The reason for the politics-or-policy muddle may be that Cuba occupies an odd place in the American mind. From Teddy Roosevelt to Jimmy Buffett, with contributions from Ernest Hemingway, Meyer Lansky and the U.S. officers who first mixed rum and Coke to form a cuba libre, Americans have spent nearly a century confused about whether Cuba is really a foreign country at all. But it is, and over the years America’s proprietary attitude has bred resentment. Castro’s appeals to Cuban national-ism – burnished, of course, by the memory of the Bay of Pigs – may be, more than anything else, what has secured his position on the island.
For Bill Clinton to treat Cuba as a domestic issue is an oddity in itself: Clinton couldn’t win Florida in 1992, and he hasn’t a prayer in 1996. Still, the administration is trying to “demagnetize” America and persuade potential refugees to stay at home. It won’t work. Haitians’ average annual income is about $400, Cubans’ about $2,000 and Floridians’ more than $20,000. For Caribbean islanders, Miami is like sex: even when it’s bad, it’s good, and about as hard to “demagnetize.” All this hands the initiative to Castro. As the old man made plain last week, Cuba is not Haiti. Cuba has a government that can turn the flow of refugees on and off like a spigot – as Castro has now implied he will.
The confusions in U.S. policy might be bearable if the Cuban crisis were entering its endgame – if Castro were dying, if the recent riots were to become widespread, if the regime were so close to collapse that Havana would soon replace Prague as the place that every smart twentysomething wants to visit. But few knowledgeable observers – including those within the U.S. intelligence community – think that Castro’s position is under serious threat. True, as communism collapsed in Europe, Cuba had an economic catastrophe. But independent forecasters now predict modest growth this year. Tourist arrivals are double the levels of the late 1980s, while European, Canadian and – especial-ly – Mexican investors are piling in. The Mexican company Grupo Domos recently paid $743 million for 49 percent of Cuba’s state telecommunications firm, and flights from Mexico City to Havana are loaded with entrepreneurs.

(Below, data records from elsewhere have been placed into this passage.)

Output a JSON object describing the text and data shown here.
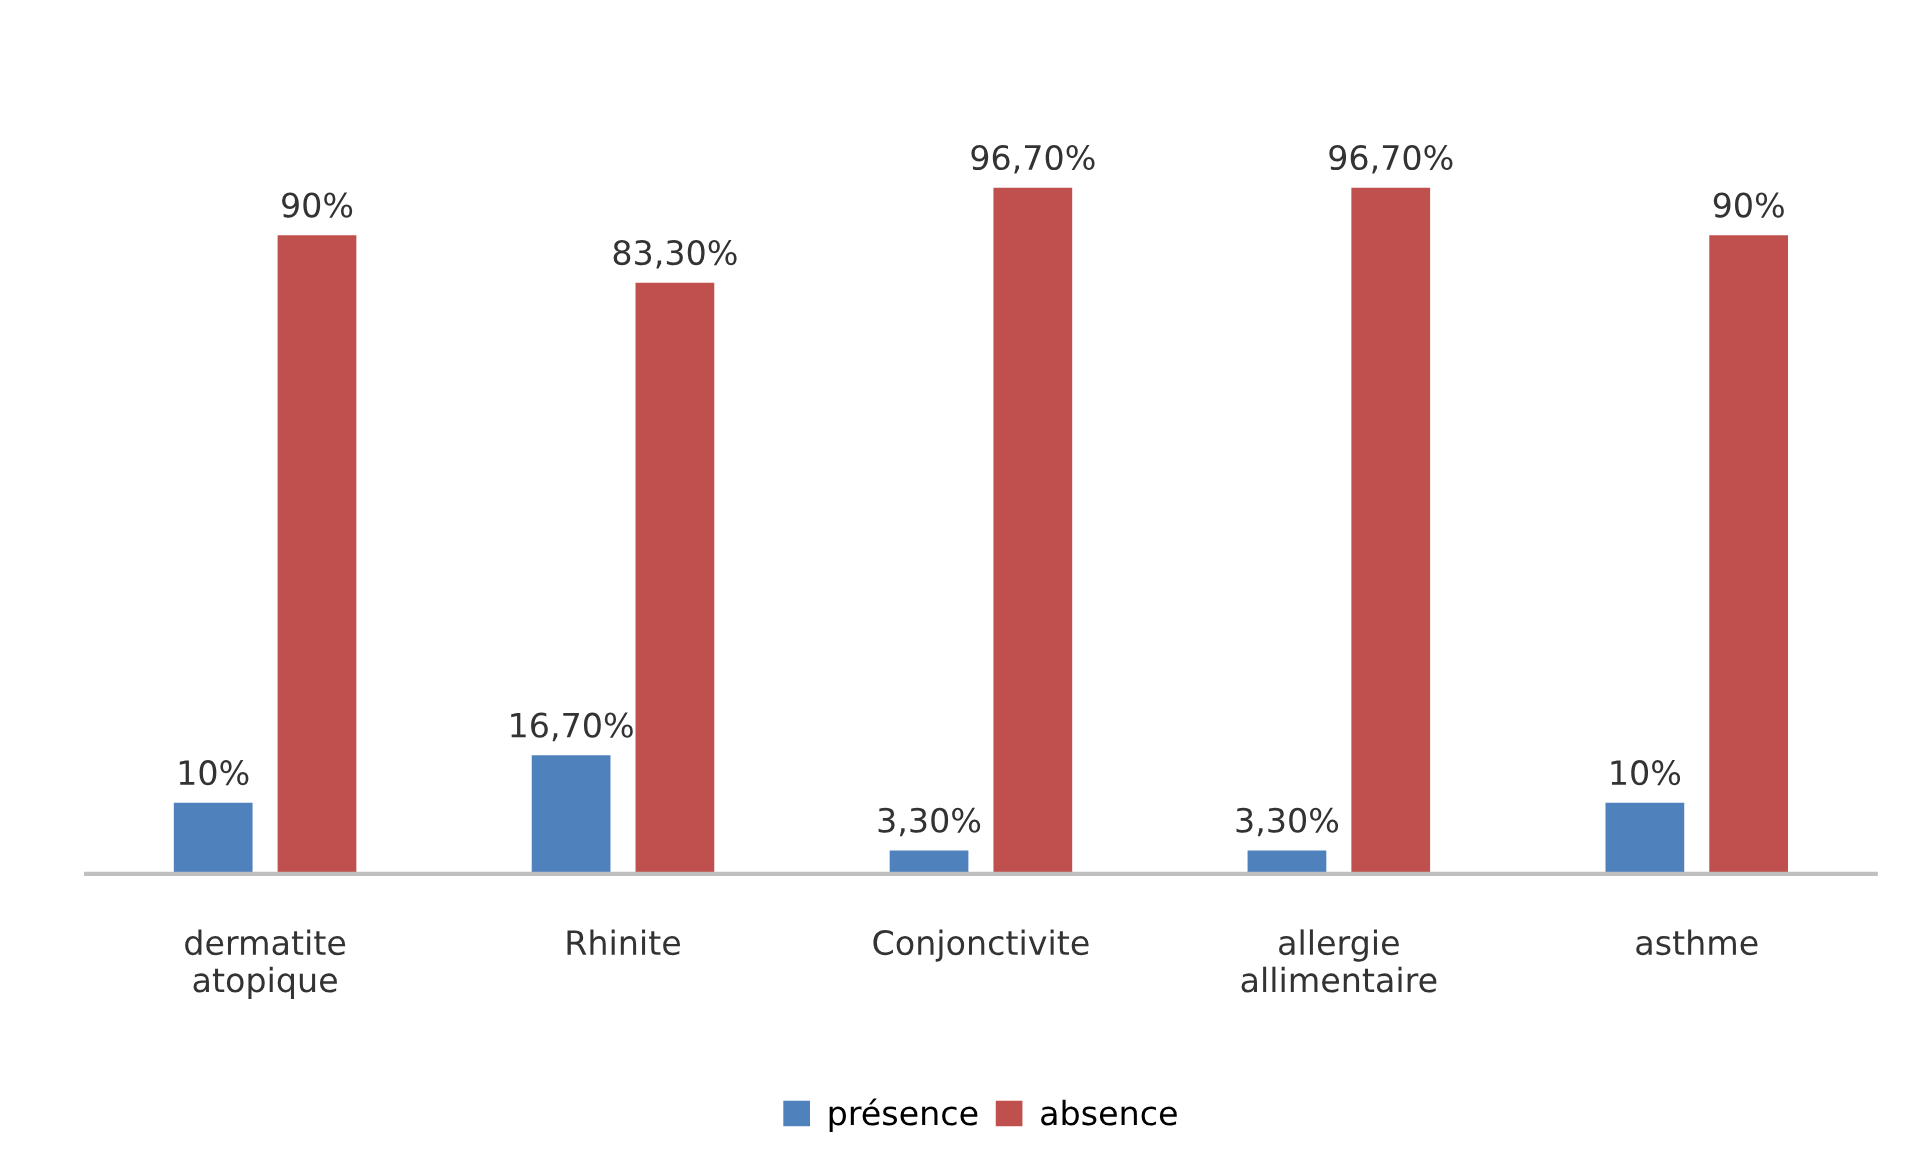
{
  "chart_data": {
    "type": "bar",
    "categories": [
      "dermatite\natopique",
      "Rhinite",
      "Conjonctivite",
      "allergie\nallimentaire",
      "asthme"
    ],
    "series": [
      {
        "name": "présence",
        "color": "#4f81bd",
        "values": [
          10,
          16.7,
          3.3,
          3.3,
          10
        ],
        "value_labels": [
          "10%",
          "16,70%",
          "3,30%",
          "3,30%",
          "10%"
        ]
      },
      {
        "name": "absence",
        "color": "#c0504d",
        "values": [
          90,
          83.3,
          96.7,
          96.7,
          90
        ],
        "value_labels": [
          "90%",
          "83,30%",
          "96,70%",
          "96,70%",
          "90%"
        ]
      }
    ],
    "legend": "bottom"
  }
}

If Castro’s position is relatively secure, a policy driven by Florida and immigration won’t budge him. That is why, by the end of last week, State Department officials were arguing that the endgame needed something more to nudge it along. Clinton reiterated his unwillingness to talk to Castro about anything but immigration, but a senior State Department official says that once Clinton has “faced Castro down” on the boat people, the president is likely to set out a road map for better relations.
In all likelihood, the Clinton administration will then offer – as a second-term Bush administration would probably have done – a deal whose nub is free elections in Cuba in return for American economic assistance (Castro will never hold free elections while his economy is subject to the U.S. embargo). But for such a deal to happen, both sides need to discard some cherished myths about the other. Castro will have to stop blaming America for everything but the common cold (as he did in his interminable speech last week). And America will have to think of Cuba not in terms of romance, casinos and marlin, but as a place with the potential to be as successful as East Asia’s economic dragons. For that is what Cuba – with its high levels of health and education and an exiled business community scared of nobody – could easily be. Then, rather than calculating how many boat people equal a crisis, algebra could be put to better uses: like figuring how many tourists multiplied by how much foreign investment would buy Cubans how many new American cars. Memo to the president: sensible foreign policy can be good domestic politics, too.